Since the purpose of the Ark was to hold the Luchos, the poles made to carry the Ark (25:14) should not have been needed at all times; the Ark is no less efficient at containing the Luchos without poles than it is with them, and they seem superfluous when the Mishkan was not being transported. Yet, as opposed to the Shulchan (table) and Mizbayach (altar), which also have poles, the poles of the Ark could never be removed. The implication is that things which support the Luchos (and by extension, the Torah) cannot be removed even if the apparent reason for them doesn’t apply. Similarly, if the Kapores (covering) could be put on the Ark even without the Luchos inside, it would have indicated that they had a purpose in and of themselves, aside from being the container for the Luchos. Just as mitzvos must be observed even when it seems that the reason for them doesn’t apply (as evidenced by the poles of the Ark always having to be attached), doing mitzvos has little spiritual value if they aren’t being done because G-d commanded them (see Rambam, Hilchos M’lachim 8:11). The structure (the Ark, and the system of law) must have the Torah (the Luchos) within it (at its center) in order for it to have any religious value.
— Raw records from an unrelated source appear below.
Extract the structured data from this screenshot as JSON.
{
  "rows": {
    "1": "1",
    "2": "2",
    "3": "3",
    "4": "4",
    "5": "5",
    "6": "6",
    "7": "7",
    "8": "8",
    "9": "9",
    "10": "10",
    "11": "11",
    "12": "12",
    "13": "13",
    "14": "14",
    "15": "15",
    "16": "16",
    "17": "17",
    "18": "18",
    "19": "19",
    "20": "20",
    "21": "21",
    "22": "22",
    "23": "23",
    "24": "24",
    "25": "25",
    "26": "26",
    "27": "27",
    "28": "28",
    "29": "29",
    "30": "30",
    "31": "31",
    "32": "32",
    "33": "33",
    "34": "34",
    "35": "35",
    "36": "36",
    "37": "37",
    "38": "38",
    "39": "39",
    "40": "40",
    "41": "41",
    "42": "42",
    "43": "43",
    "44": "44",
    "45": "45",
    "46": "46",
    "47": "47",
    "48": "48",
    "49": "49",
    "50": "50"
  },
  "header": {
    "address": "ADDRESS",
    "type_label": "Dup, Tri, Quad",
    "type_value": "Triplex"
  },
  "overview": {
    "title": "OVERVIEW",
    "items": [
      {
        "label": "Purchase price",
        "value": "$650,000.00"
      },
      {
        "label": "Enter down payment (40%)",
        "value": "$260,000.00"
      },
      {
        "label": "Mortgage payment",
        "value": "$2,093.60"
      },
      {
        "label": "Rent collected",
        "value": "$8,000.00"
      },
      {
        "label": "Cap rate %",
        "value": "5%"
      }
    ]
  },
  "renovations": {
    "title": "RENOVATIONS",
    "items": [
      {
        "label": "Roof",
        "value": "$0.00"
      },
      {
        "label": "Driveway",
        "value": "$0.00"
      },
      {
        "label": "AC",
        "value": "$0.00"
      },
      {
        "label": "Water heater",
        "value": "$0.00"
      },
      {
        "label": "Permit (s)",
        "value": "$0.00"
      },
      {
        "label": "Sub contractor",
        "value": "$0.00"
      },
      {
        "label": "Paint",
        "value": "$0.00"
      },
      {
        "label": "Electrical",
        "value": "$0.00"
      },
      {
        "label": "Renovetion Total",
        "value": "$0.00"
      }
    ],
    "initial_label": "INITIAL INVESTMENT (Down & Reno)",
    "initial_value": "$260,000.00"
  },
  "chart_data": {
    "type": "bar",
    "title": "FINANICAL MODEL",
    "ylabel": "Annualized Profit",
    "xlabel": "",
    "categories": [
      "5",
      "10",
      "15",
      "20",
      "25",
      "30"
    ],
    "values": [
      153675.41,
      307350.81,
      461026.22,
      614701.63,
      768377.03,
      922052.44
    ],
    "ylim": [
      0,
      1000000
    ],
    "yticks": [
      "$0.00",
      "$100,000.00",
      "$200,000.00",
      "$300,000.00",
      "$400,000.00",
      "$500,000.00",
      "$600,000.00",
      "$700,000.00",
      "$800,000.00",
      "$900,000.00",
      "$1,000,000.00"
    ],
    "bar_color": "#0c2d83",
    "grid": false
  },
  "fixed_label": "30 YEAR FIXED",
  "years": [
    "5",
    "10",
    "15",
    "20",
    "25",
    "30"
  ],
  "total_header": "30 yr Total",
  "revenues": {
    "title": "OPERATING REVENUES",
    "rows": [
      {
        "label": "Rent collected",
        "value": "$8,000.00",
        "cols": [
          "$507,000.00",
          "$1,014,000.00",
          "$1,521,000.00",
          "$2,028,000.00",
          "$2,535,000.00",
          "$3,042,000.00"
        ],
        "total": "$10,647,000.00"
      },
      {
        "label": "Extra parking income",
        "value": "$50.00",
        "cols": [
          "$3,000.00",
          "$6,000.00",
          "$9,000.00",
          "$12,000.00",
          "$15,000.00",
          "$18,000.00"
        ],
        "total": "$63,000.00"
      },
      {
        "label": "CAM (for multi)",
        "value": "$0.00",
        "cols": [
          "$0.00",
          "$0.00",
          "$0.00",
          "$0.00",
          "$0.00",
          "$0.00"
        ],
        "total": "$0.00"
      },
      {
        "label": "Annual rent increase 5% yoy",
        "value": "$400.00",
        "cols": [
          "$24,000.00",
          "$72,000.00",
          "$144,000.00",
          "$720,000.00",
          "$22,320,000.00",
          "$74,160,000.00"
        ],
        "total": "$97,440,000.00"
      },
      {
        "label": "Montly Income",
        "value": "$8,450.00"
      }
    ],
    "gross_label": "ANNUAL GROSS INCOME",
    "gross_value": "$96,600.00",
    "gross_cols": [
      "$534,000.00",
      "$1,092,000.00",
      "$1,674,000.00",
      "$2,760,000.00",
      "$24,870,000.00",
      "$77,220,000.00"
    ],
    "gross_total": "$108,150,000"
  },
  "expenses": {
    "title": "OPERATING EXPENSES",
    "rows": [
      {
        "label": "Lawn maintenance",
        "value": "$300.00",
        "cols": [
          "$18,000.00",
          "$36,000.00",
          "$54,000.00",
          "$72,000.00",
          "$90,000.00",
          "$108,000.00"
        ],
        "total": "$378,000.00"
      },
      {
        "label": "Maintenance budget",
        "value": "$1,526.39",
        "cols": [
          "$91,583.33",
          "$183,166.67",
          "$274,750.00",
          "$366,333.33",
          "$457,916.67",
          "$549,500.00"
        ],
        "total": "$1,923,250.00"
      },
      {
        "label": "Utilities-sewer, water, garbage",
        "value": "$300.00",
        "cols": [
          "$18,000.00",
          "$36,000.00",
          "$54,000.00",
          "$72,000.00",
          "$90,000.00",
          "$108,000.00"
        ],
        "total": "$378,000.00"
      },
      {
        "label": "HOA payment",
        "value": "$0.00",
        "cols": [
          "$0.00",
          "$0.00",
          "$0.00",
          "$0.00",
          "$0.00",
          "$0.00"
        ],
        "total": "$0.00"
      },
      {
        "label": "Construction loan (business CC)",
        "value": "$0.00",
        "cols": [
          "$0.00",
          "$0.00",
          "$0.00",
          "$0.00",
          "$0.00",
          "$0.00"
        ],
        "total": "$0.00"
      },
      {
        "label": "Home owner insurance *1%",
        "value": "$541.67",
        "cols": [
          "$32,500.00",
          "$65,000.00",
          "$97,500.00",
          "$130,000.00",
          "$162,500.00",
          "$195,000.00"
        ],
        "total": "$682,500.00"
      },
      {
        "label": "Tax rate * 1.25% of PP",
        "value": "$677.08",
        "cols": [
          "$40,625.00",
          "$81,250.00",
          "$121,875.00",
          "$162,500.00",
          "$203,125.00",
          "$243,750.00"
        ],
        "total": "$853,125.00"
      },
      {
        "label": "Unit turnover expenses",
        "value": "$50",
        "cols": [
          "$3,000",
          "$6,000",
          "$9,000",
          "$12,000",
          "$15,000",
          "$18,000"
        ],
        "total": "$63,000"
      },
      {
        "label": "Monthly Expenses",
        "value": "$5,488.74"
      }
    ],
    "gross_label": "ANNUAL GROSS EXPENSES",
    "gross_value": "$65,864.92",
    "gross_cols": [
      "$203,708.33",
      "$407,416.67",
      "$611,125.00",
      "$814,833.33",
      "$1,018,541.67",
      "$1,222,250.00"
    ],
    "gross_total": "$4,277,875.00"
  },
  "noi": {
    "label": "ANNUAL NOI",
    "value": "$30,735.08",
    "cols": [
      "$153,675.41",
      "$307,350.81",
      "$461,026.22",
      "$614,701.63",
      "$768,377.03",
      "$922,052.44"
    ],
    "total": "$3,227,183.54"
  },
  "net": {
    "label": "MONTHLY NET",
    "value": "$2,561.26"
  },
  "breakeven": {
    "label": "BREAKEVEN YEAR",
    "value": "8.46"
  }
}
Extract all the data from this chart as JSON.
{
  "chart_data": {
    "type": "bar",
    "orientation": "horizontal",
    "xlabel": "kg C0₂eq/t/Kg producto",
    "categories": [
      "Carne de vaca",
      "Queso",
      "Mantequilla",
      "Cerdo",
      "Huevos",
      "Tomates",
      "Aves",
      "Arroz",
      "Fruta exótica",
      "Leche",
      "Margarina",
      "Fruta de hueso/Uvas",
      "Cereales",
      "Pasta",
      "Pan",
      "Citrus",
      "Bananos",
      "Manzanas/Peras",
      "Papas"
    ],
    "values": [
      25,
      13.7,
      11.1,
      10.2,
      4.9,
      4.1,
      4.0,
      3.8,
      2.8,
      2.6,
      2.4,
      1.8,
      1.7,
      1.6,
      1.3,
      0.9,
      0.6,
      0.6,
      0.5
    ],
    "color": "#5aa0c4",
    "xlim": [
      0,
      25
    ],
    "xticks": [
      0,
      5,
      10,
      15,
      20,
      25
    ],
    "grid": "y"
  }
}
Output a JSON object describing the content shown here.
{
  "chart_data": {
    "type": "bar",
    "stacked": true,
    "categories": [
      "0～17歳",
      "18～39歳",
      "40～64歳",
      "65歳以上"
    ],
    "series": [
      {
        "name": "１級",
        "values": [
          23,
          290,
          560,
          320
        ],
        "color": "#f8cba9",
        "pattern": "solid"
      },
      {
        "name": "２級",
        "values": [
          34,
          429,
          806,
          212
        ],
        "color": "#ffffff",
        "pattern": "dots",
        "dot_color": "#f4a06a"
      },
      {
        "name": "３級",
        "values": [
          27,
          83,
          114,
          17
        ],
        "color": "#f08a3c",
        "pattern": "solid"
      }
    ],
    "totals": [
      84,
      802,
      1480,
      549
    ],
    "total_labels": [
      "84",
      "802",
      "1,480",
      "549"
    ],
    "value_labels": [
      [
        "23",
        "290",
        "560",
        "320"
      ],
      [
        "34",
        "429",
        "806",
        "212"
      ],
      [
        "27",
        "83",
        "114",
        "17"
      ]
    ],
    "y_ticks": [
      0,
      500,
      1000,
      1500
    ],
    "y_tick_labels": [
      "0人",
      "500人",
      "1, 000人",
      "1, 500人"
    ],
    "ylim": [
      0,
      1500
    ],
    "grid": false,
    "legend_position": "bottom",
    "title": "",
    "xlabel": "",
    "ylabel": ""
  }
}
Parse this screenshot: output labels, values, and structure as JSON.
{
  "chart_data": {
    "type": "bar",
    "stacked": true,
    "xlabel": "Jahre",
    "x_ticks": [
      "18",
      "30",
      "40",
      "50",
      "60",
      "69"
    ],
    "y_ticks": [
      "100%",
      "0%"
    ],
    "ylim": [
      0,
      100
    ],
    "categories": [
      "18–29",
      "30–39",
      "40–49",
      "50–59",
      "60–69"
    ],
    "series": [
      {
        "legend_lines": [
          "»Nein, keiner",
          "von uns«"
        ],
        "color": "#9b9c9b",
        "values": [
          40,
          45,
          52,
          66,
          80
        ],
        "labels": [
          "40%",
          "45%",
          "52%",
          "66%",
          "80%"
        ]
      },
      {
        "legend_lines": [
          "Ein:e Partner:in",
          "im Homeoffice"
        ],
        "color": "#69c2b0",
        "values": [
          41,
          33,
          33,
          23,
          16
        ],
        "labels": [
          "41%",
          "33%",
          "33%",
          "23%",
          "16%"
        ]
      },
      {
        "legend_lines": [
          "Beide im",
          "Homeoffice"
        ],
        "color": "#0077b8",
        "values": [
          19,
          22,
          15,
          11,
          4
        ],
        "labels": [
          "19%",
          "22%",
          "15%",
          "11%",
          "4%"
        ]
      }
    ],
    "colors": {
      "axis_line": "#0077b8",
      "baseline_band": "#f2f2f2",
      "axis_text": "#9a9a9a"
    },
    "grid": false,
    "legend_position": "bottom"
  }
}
That the Ark isn’t really considered a valid “Ark” without the Luchos inside is explicitly stated by Ramban (40:2). Since the Torah says that the poles should be attached to “the Ark,” the Luchos must already be inside before attaching them. (Although this could answer the question I raised on Tosfos, if there was a concern about handling the Ark unnecessarily, the Torah shouldn’t have required it to be a valid Ark before the poles were attached.) Similarly, since the Torah required that the Kapores be placed on top of “the Ark,” the Luchos had to be inside first.
“Into the Ark shall you place the Testimony” (25:21) follows the instructions for making the Kapores in order to teach us that without the Luchos being inside, the Ark isn’t considered a valid “Ark,” while “you shall put into the Ark the Testimony” (25:16) follows the instructions regarding the Ark’s poles — specifically the prohibition against ever removing them — to teach us that they too must be added after the Luchos are inside. In turn, these requirements teach us that the value of the structure only exists because of the Luchos; there is no need for the “un-removable” poles, nor can the covering be added to complete the container, without the Testimony that connects us with G-d being inside first.